Does a website have to save an image in order to get text from it?

I am trying to build a website, on which the user needs to upload an image with text on it. Now the website is suposed to get this text from the image. My question is do I need to save the image in order to get this text? If yes where should I save it? The reason for asking this question is that I was able to display the image on the website without saving it but not getting the text.

Solution

If you can afford to execute a triggered process once the user loads the image, you could use some OCR mechanism in order to extract the text, avoiding the image storage.

For example, the Tika project allows the extraction of text from images/documents by just running the .jar:

java -jar tika-app-1.25.jar -t uploadedImage.png

Seems like a live project, as its last version (1.25) was deployed one month ago. It uses Tesseract to perform the OCR processing, so you should also have that installed on your host(s).

It supports image recognition since version 1.17

Apache Tika 1.17 has been released!
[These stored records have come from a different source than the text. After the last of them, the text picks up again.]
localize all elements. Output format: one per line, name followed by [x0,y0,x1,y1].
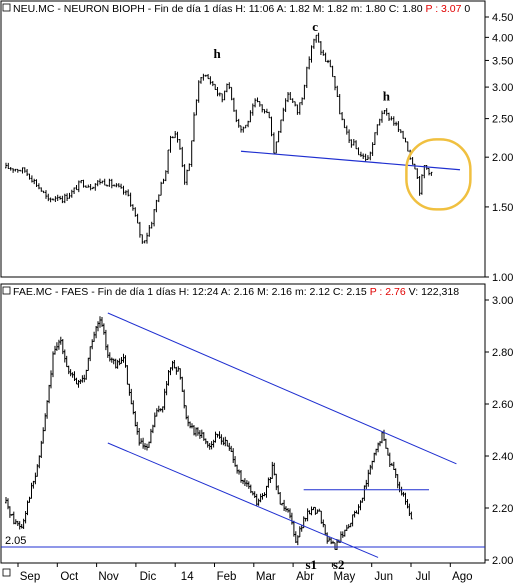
bottom-panel-frame [0,283,486,564]
bottom-mm: m: 2.12 [295,286,330,298]
top-a: A: 1.82 [277,3,310,15]
top-header-check-icon[interactable] [2,3,11,12]
bottom-price-series [5,316,413,550]
top-neckline [240,150,461,171]
x-tick-label: Jun [374,571,393,583]
x-tick-label: Mar [256,571,276,583]
x-tick-label: Sep [20,571,40,583]
top-annotation-label: c [312,19,318,34]
x-tick-label: Dic [140,571,157,583]
bottom-annotation-label: s1 [306,557,318,572]
top-mm: m: 1.80 [351,3,386,15]
bottom-m: M: 2.16 [257,286,292,298]
top-y-tick-label: 2.00 [492,152,513,164]
bottom-support-label: 2.05 [5,535,26,547]
bottom-channel-upper [107,312,457,465]
top-overlays: h c h [214,19,472,211]
x-axis: Sep Oct Nov Dic 14 Feb Mar Abr May Jun Jul Ago [2,563,473,583]
top-annotation-label: h [383,88,391,103]
bottom-y-tick-label: 2.00 [492,555,513,567]
top-y-tick-label: 1.00 [492,272,513,284]
bottom-y-tick-label: 2.60 [492,399,513,411]
top-header: NEU.MC - NEURON BIOPH - Fin de día 1 día… [2,3,470,15]
bottom-h: H: 12:24 [179,286,219,298]
x-tick-label: Abr [296,571,314,583]
x-axis-scroll-icon[interactable] [2,568,11,577]
bottom-v: V: 122,318 [409,286,460,298]
bottom-y-tick-label: 2.80 [492,347,513,359]
top-m: M: 1.82 [313,3,348,15]
top-symbol: NEU.MC - NEURON BIOPH [13,3,145,15]
top-period: Fin de día 1 días [154,3,232,15]
bottom-overlays: 2.05 s1 s2 [1,312,485,572]
top-ohlc-bars [5,32,433,244]
bottom-header-check-icon[interactable] [2,286,11,295]
bottom-y-tick-label: 2.20 [492,503,513,515]
top-last-value: 0 [464,3,470,15]
top-y-axis: 4.50 4.00 3.50 3.00 2.50 2.00 1.50 1.00 [485,12,513,284]
top-y-tick-label: 3.00 [492,82,513,94]
bottom-c: C: 2.15 [333,286,367,298]
x-tick-label: Ago [452,571,472,583]
top-y-tick-label: 1.50 [492,202,513,214]
top-annotation-label: h [214,46,222,61]
top-c: C: 1.80 [389,3,423,15]
top-y-tick-label: 4.00 [492,32,513,44]
svg-text:NEU.MC - NEURON BIOPH -: NEU.MC - NEURON BIOPH - Fin de día 1 día… [13,3,470,15]
top-y-tick-label: 4.50 [492,12,513,24]
top-panel-frame [0,0,486,278]
x-tick-label: May [334,571,356,583]
bottom-y-tick-label: 2.40 [492,451,513,463]
bottom-p: P : 2.76 [370,286,406,298]
x-tick-label: Feb [217,571,237,583]
x-tick-label: Oct [60,571,79,583]
bottom-channel-lower [107,442,379,558]
top-y-tick-label: 3.50 [492,55,513,67]
top-highlight-circle [405,138,472,211]
bottom-header: FAE.MC - FAES - Fin de día 1 días H: 12:… [2,286,459,298]
x-tick-label: 14 [181,571,194,583]
svg-text:FAE.MC - FAES -: FAE.MC - FAES - Fin de día 1 días H: 12:… [13,286,459,298]
bottom-y-tick-label: 3.00 [492,295,513,307]
top-y-tick-label: 2.50 [492,114,513,126]
bottom-y-axis: 3.00 2.80 2.60 2.40 2.20 2.00 [485,295,513,567]
bottom-symbol: FAE.MC - FAES [13,286,88,298]
bottom-a: A: 2.16 [221,286,254,298]
bottom-period: Fin de día 1 días [98,286,176,298]
x-tick-label: Nov [98,571,119,583]
top-h: H: 11:06 [235,3,274,15]
top-price-series [5,32,433,244]
x-tick-label: Jul [416,571,431,583]
top-p: P : 3.07 [425,3,461,15]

This release includes new support for automatic image captioning

More info about the Tika Project in its homepage and also in its javadoc.

In order to avoid a synchronous behaviour, you could also store the images in some type of queue or just your usual database, and process them later; This would allow you to perform the operation asynchronously and also to store the images just for a limited amount of time, until the OCR mechanism is applied on them.

Once processed, you could also compress the images and persist them in order to have some kind of back-up of the original content (just in case something fails).